Some diseases can have specific membrane proteins as targeting markers that endow biomimetic nanoparticles with natural tropism to affected areas, such as CD138 in multiple myeloma. Which examples are there for Pancreatic Cancer?
The tumor marker, Carbohydrate antigen 19-9, (CA 19-9) radioimmuno assa (RIA) is the most commonly used for the pancreatic cancer. It's normal blood levels in U/ml is 0-35U/ml. The antigen is naturally produced/secreted by the epithelim of the biliary and pancreatic duct system but rarely released into peripheral circuit, but in pathology of those systems, serum levels are detectable in high values in the order of 3 folds the upper limit of the normal with sensitivity of 69% - 90% and Specificity of about the same range, as a matter of fact, elevations in which values are 100U/ml ave respectability indicators with low being favorable and vise versus.

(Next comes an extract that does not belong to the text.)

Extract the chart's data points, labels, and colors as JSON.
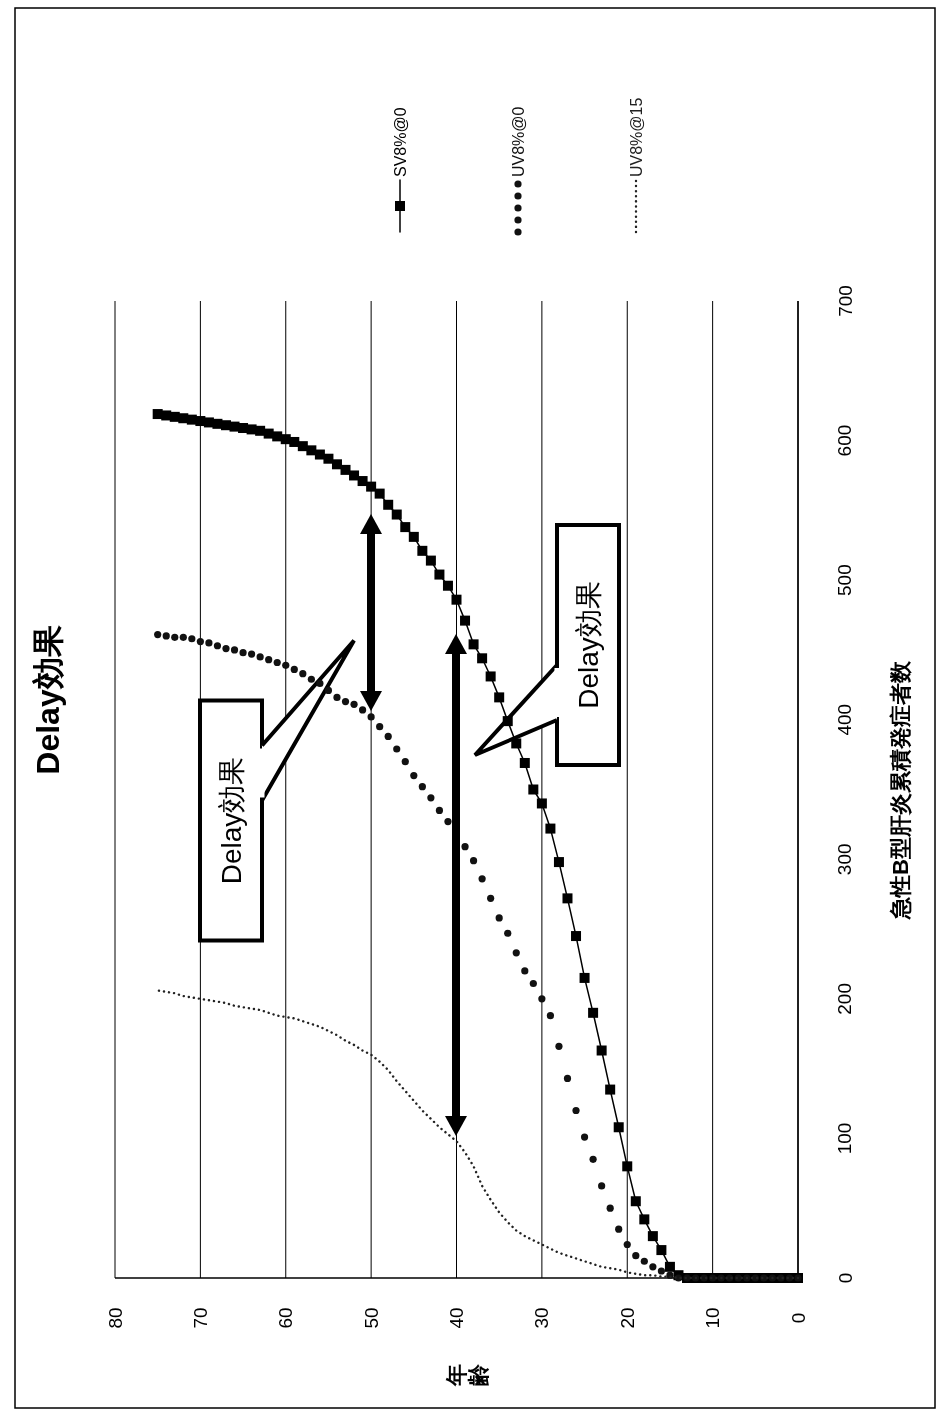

The CA 19-9 being resident in the biliary system therefore, other benign pathologies of this thus cause notable elevations albeit most times less than 100U/ml
CD109, a glycophosphatidylinositol-anchored glycoprotein, was recognized as a cell surface antigen on some normal hematopoietic and metpoietic tumor cells. CD109 engages in the EGF signaling in SK-MG-1 glioblastoma cells. The cell surface glycoprotein CD109 was identified in BxPC3 cells from primary pancreatic cancer. CD109 glycoprotein is expressed in the BxPC3, MIACaPa-2, and Panc-1 cell lines. Also, CD109 overexpression was observed in PDAC. The expression of CD109 was evaluated in normal pancreatic tissues and PDAC samples by cell-surface capture technique and immunohistochemistry.
One tumor marker test used in pancreatic cancer is called CA19-9. It may be helpful in understanding how the cancer responds to treatment. But the test isn't always reliable because some people with pancreatic cancer don't have elevated CA19-9 levels, making the test less helpful.